Clare was born in 1911, in Great Britain. She wanted to be a writer from a young age, but her mother disapproved. Her father took her to battlefields in France.

After a plan to get married that she didn’t follow through with and studying domestic science (which she hated), she studied Eastern Europe at UCL and later at the University of Zagreb.

After the Munich Agreement in 1938, she went to Warsaw, where she assisted Czech refugees and also helped thousands of people arrange for British visas to flee continental Europe altogether. As a result of her work there, she was offered a position as a reporter for the Daily Telegraph.

In late August 1938 she was famously crossing the German/Polish border near Gleiwitz, Germany (now Gliwice, Poland) when a tarp blew aside and she saw German armor lined up ready to cross the border. She called and the story was printed in Britain on August 29, 1938.

If you think you recognize the name of Gleiwitz, you do. This was where Himmler staged the Polish “attack” on the radio station, using the bodies of concentration camp inmates. This was one of the false flag operations that was used to justify the invasion of Poland, which he had NOT AT ALL been preparing to do. Except that Ms.
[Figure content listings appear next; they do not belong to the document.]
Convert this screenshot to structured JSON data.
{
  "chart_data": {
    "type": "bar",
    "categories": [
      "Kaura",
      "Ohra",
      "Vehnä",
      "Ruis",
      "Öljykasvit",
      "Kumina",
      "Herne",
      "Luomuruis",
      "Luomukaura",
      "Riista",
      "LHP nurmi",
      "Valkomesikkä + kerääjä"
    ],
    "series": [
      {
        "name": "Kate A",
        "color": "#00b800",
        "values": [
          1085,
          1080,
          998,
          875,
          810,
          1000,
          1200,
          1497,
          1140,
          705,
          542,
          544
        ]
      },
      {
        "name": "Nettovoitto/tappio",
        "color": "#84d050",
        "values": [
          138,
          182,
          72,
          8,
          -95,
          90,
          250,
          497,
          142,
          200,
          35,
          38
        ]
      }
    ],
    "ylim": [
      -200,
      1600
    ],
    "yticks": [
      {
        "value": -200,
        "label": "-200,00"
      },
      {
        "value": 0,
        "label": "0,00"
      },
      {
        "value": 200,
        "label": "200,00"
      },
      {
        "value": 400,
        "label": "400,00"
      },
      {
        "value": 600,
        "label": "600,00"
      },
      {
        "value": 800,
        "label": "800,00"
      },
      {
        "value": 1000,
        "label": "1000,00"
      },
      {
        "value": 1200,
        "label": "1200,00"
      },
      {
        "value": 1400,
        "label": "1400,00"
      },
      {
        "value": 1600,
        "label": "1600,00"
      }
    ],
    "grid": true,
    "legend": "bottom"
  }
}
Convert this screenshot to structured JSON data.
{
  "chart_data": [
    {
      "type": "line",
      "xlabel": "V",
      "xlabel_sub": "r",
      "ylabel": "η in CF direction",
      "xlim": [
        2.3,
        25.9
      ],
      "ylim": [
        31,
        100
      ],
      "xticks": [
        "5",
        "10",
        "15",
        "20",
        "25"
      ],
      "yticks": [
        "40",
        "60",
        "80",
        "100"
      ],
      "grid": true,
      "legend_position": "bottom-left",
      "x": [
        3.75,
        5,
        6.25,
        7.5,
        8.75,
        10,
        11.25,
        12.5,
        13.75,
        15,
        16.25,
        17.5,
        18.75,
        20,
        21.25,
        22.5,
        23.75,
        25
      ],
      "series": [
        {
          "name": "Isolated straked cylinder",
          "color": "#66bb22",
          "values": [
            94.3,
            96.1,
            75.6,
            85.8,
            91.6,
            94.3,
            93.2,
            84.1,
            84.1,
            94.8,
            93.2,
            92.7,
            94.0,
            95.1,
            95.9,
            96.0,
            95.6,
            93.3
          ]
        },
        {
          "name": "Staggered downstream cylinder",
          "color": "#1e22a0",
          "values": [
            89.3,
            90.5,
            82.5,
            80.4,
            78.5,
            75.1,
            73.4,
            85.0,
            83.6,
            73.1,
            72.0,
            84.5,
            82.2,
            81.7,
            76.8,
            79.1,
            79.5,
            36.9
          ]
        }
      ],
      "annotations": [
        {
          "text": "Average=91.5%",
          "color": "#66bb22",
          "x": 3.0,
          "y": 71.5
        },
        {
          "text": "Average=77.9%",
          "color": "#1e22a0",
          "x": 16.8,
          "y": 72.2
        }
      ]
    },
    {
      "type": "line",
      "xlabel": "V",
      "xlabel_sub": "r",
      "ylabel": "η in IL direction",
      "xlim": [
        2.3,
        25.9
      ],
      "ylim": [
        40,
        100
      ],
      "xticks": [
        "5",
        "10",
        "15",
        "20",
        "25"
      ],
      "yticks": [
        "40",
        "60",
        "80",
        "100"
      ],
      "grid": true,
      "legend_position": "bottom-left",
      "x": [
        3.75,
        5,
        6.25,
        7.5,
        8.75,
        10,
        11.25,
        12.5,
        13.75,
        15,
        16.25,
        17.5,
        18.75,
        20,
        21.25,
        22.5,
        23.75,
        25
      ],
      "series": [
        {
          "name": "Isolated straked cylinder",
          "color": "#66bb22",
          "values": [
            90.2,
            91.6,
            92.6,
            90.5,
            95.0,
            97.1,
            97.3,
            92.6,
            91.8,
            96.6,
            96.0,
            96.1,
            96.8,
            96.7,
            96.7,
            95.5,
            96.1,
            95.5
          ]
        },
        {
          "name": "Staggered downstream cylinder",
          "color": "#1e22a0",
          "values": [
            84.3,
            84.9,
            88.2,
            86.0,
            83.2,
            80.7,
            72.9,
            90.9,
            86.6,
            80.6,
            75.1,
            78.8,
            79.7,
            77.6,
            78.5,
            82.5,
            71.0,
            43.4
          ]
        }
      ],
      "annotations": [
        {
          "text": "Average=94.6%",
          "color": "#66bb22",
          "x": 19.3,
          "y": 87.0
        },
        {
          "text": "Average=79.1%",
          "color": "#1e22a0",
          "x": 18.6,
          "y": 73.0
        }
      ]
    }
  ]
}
Hollingworth saw the preparations.

She went on to a storied career. She continued to cover the war, reporting from Eastern Europe, North Africa, and later, Vietnam, the British mandate, Greece, Algeria, and China. She was seen climbing a light post in Tianenmen Square in 1989 to get a better view!

At the time of her death at the age of 105, she lived in Hong Kong. Her eyesight had failed and she was retired, but she still occasionally slept on the floor to keep from going soft. Her nephew published a biography in 2015 in which it was revealed that she had stopped drinking beer for breakfast but still kept her shoes beside the bed in case she had to leave in a hurry.

I wonder if beer for breakfast is what kept her alive so long?

Anyway, I’m giving some good links to stories about her. May we all get old and be tough old ladies.